De todas las cárceles rumbo a San Lucas fluía la corriente de ladrones, rateros, asesinos, de hombres malos.

¿Qué los más se mueren como perros y se revuelcan en su propia inmoralidad? Eso no importa, ¿acaso no somos reos?

Para Puntarenas salían los botes de vela cargados de los productos que se producían en la isla en los inviernos, que luego de vendidos, iban a engrosar los arcones del señor coronel ya convertido en piezas de plata y de oro.

En alguna temporada mandaron trescientos, cuatrocientos o quinientos presidiarios y cuando venía la epidemia del cólera con su manto de muerte, quedábamos nada más que cien. Pero después, crecía la corriente del delito y los reos llegaban de nuevo.
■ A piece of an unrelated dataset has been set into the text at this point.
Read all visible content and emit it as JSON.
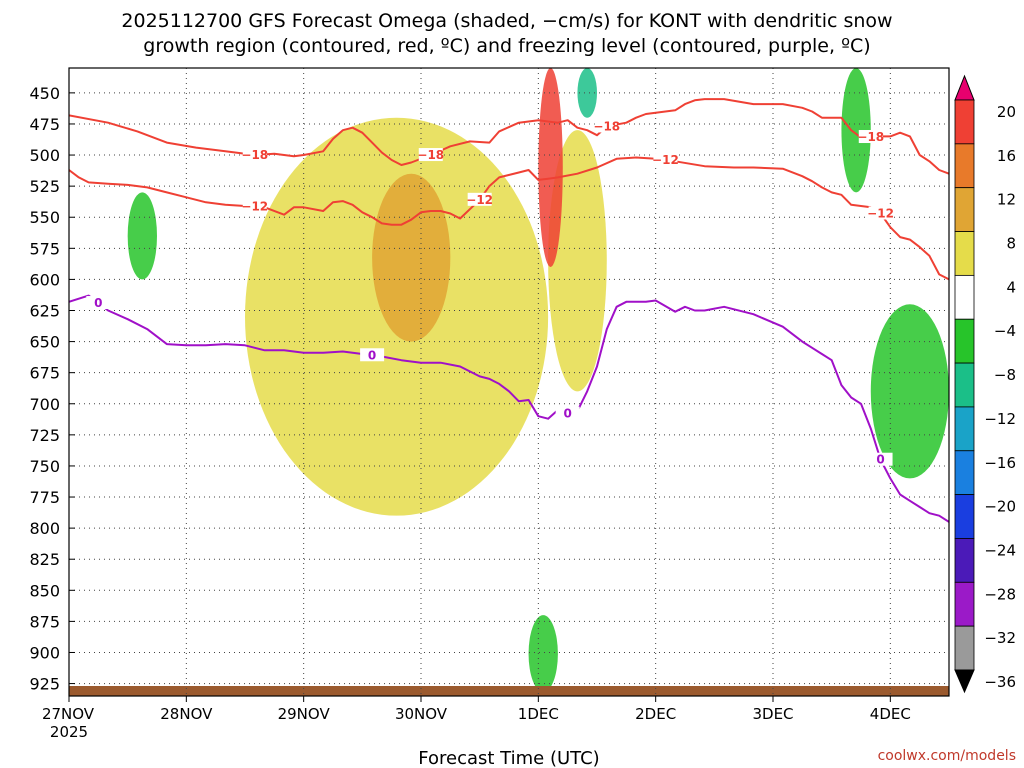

No se puede negar que alguna tarde perdida llegó un coronel con moral, pero el medio, la tentación, vale más en un penal que las ideas.

Las ideas son como lo que yo en estos momentos hago con mis dedos: ¡basura! Pero lo que daba más tristeza es que a veces nosotros éramos gobernados por seres que también merecían una cadena al pie y un hierro en el alma. Hombres torvos, ignorantes, verdugos, sin moral, sin conciencia. No había entre ellos marcada diferencia al compararlos con el más fiero de los encadenados de nuestro salón.